AS : Plus le bois est cher, moins l’éco-certification l’est proportionnellement parlant. De plus, la demande en bois certifié ne fait que croître depuis plusieurs années, avec des consommateurs qui demandent des gages de qualité environnementale et de traçabilité. Les professionnels de la filière n’ont donc pas d’autre choix que de répondre aux demandes du marché. Il y a quelques années, c’était surtout l’Europe du Nord qui demandait des garanties sur les aspects sociaux et environnementaux des bois. Aujourd’hui, toute l’Europe s’y met, y compris l’Espagne et l’Italie. Et demain, que va faire l’Asie ? Oui, la certification représente un investissement, mais aussi une valeur ajoutée. En France, où nous nous sommes implantés tardivement, certaines entreprises se posent encore la question : pourquoi prendre cette certification si l’on n’a pas la demande sur le marché domestique ? Dans un marché mondialisé, concurrentiel et très éclaté, il faut avoir une vision au-delà des frontières. On a bien sûr besoin de travailler sur le marché intérieur, mais aussi avec l’UE et d’autres pays, sachant que cette logique d’exportation passe par des gages environnementaux et sociaux apportés par l’éco-certification.

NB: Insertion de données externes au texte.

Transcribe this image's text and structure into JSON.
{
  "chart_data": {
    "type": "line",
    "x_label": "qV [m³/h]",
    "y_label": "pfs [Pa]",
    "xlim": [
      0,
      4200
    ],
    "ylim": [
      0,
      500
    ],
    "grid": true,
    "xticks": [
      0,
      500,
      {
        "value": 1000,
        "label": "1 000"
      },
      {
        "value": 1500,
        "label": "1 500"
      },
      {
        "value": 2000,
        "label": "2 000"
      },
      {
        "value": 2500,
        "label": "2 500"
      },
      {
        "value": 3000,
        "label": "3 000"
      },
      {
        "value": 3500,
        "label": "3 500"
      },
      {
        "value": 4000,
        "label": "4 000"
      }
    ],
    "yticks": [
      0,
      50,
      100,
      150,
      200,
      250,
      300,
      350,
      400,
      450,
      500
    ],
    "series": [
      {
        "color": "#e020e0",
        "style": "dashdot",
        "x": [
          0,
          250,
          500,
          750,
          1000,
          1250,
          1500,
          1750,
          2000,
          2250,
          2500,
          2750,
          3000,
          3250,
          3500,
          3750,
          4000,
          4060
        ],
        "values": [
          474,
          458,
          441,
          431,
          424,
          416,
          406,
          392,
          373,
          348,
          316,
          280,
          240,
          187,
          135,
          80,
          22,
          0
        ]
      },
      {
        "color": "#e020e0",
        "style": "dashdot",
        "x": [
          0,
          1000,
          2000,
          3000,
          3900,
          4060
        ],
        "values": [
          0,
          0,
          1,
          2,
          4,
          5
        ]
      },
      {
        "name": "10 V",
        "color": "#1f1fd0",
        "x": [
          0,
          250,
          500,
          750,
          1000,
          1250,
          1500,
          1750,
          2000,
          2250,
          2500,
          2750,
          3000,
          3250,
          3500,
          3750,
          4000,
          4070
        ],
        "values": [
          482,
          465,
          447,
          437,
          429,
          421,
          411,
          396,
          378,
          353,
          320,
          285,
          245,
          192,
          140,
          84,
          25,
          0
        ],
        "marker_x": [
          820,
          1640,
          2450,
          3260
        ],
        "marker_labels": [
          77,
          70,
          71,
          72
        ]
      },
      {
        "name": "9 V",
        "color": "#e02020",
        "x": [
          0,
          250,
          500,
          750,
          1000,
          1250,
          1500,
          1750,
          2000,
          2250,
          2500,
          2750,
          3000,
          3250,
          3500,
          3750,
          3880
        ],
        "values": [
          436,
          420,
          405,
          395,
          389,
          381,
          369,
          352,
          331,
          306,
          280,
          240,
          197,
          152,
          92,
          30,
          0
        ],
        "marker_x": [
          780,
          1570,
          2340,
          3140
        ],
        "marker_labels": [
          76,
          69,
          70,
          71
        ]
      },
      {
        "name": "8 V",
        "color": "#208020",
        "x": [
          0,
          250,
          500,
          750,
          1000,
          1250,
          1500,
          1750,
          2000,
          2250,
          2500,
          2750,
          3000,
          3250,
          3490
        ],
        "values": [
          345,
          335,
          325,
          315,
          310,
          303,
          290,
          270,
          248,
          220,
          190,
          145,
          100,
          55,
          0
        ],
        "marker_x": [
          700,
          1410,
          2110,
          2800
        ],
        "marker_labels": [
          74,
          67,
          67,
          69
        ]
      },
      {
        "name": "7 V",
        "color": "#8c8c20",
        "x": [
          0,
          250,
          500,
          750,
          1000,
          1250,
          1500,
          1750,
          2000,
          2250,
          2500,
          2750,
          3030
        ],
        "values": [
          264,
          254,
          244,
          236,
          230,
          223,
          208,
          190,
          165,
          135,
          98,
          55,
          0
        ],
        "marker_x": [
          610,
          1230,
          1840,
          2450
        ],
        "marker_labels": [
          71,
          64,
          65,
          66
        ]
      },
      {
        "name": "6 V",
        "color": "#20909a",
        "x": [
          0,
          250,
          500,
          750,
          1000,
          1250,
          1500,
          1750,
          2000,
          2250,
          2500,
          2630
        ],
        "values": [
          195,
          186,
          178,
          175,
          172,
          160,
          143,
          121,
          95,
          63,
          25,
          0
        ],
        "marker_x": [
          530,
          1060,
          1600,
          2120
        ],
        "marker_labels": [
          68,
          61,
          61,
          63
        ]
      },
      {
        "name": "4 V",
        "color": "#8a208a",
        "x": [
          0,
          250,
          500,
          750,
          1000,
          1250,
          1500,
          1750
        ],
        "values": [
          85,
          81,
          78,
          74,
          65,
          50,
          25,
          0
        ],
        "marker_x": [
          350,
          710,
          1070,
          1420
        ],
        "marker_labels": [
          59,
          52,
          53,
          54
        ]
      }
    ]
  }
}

Pourquoi le FSC n’est-il pas plus présent sur le territoire français ?
AS : Le FSC a été créé tardivement en France du fait de la forte présence de la certification PEFC, portée par la majorité des acteurs forestiers depuis 1999. Après les accords de Rio, ces derniers ont préféré créer un autre label que le FSC, mis en place quelques années auparavant. Aujourd’hui, le label le plus présent dans les forêts françaises c’est PEFC, mais FSC se développe rapidement.
Lors d’une récente interview, Georges-Henri Florentin, président de France Bois 2024, m’a parlé de France Bois Traçabilité qui associerait FSC, PEFC et Bois de France. Pouvez-vous m’en dire plus sur ce sujet ? Un système unique de certification serait-il envisageable ?

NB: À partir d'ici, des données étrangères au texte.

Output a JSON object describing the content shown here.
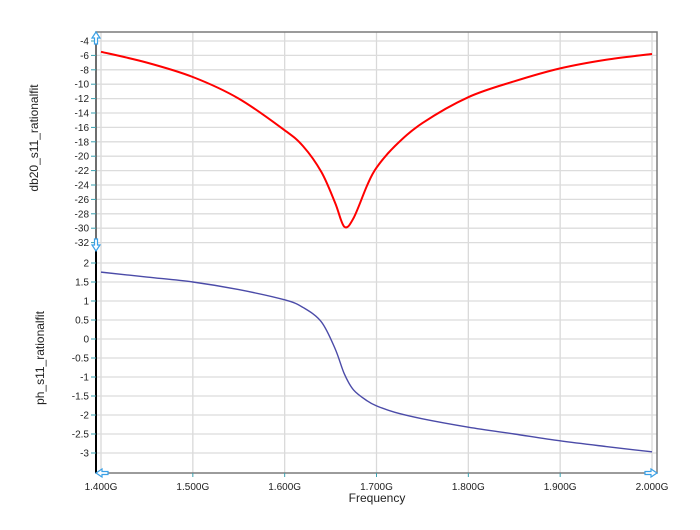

AS : Une fusion entre FSC et PEFC n’est pas envisageable pour des raisons historiques et parce que nos référentiels sont trop différents. Cependant, il est vrai que, dans le cadre des JO de Paris 2024, l’institut technologique FCBA a porté un nouveau projet baptisé France Bois Traçabilité qui permettra, au moment de la construction des ouvrages olympiques, d’utiliser des produits FSC, PEFC ou Bois de France. Cet outil a pour but de faciliter les choses aux constructeurs pour qu’ils puissent mettre en place plus rapidement leur certification projet.

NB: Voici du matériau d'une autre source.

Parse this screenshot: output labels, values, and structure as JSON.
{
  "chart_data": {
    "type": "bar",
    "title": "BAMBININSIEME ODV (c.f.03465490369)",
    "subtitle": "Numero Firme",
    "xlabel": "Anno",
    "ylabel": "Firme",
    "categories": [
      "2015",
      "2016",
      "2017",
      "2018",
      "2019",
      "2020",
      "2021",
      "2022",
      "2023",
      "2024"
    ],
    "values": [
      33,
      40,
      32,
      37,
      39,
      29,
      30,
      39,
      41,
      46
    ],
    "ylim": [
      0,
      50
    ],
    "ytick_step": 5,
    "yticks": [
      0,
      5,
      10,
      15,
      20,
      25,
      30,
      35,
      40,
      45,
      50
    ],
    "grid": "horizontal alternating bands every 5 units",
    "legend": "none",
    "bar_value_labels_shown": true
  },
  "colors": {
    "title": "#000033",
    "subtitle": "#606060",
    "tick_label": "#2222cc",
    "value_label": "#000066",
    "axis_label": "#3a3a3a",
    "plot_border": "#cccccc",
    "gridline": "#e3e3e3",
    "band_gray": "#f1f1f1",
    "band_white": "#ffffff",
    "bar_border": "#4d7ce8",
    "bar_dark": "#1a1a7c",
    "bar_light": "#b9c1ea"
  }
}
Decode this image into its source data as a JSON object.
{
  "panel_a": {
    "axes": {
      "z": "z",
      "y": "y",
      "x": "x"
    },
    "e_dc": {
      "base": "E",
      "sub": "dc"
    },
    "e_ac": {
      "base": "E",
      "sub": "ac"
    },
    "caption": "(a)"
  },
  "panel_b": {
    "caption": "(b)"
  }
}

Comment imaginez-vous l’avenir du FSC France au cours des prochaines années ?
AS : Actuellement, FSC connaît une très forte croissance en France du fait des besoins des consommateurs. Après les secteurs des papiers et des panneaux, celui de la construction est en train de se rendre compte de l’intérêt de notre certification. Nous sommes actuellement contactés par beaucoup d’entreprises de l’ameublement et de la construction qui s’intéressent de plus en plus à tous les aspects d’un produit bois. Sans oublier l’entrée en vigueur de La RE2020 qui fait bouger les choses dans le bon sens.
Quels seront vos prochaines actions et vos prochains défis ?
AS : En 2022, notre principale action portera sur la révision de notre référentiel de gestion forestière. Concernant notre prochain défi, il consistera à réussir à faire comprendre à l’industrie du bois d’œuvre française l’intérêt de notre certification pour qu’elle ne soit pas dépassée par nos voisins italiens, allemands ou suédois, et qu’elle ne soit pas en retard sur la concurrence…
Avez-vous un message à faire passer aux pros de la filière ?
AS : La valeur ajoutée se fait aussi sur des réponses aux enjeux environnementaux et sociétaux. FSC est un outil qui peut contribuer à répondre aux demandes des clients et à gagner de nouveaux marchés. Nous sommes à la disposition des entreprises de la filière pour cela.